Jolyon Maugham, the Director of Good Law Project, described the revelations as “the PPE VIP lane on steroids - three times as much was spent on testing."

"But, given so much appears to have been conducted via unofficial channels, will we ever get the answers?

"What has government got to hide?"

The use of private email addresses raises further questions about transparency and security after it was previously revealed that both Lord Bethell and the former health secretary Matt Hancock had also used their private email accounts to conduct government business. 

ITV News has seen evidence that senior Department of Health officials believed the emails in both Lord Bethell's and Matt Hancock's private accounts would not be subject to the usual level of official scrutiny, despite Cabinet Office rules stating otherwise.  

A Department of Health and Social Care spokesperson said: “All ministers are aware of the rules around personal email usage and government business is conducted in line with those rules.”

Labour’s Deputy Leader Angela Rayner said a full and independent investigation is needed to look into both the use of private emails in government and how the fast-track testing system worked.

"This is yet more evidence of the endemic use of private emails across government, to agree contracts and hand out taxpayers’ money while avoiding scrutiny and accountability,” Ms Rayner told ITV News.

"We need a full and independent investigation into any VIP lane for testing contracts and the publication of all correspondence and contracts, showing who got them and how, and any connections they had to ministers or the Conservative Party.” 

A government spokesperson said: “These claims are completely false - there was no high priority lane for testing suppliers.

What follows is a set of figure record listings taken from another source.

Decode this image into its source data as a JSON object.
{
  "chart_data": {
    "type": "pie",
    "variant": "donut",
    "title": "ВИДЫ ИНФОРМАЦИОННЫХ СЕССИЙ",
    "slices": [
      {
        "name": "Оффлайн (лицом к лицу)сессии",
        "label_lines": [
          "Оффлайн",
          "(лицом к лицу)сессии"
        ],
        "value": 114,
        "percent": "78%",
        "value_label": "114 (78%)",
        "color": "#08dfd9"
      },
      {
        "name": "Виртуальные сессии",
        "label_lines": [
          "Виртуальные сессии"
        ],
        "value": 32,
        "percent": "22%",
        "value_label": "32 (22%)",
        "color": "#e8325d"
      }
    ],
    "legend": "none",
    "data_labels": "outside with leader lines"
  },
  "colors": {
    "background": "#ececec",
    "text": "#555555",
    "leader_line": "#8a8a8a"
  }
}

All offers of testing went through the same robust assurance checks and there was no separate ‘fast-track process’.

“Any discussions relating to government business were fed back to officials in the usual way and we take the impartiality and integrity of government procurement processes extremely seriously.

“The response that came from suppliers to the government’s call to arms last spring has played an integral role in establishing the UK as a testing powerhouse by building up the largest diagnostic network in British history.”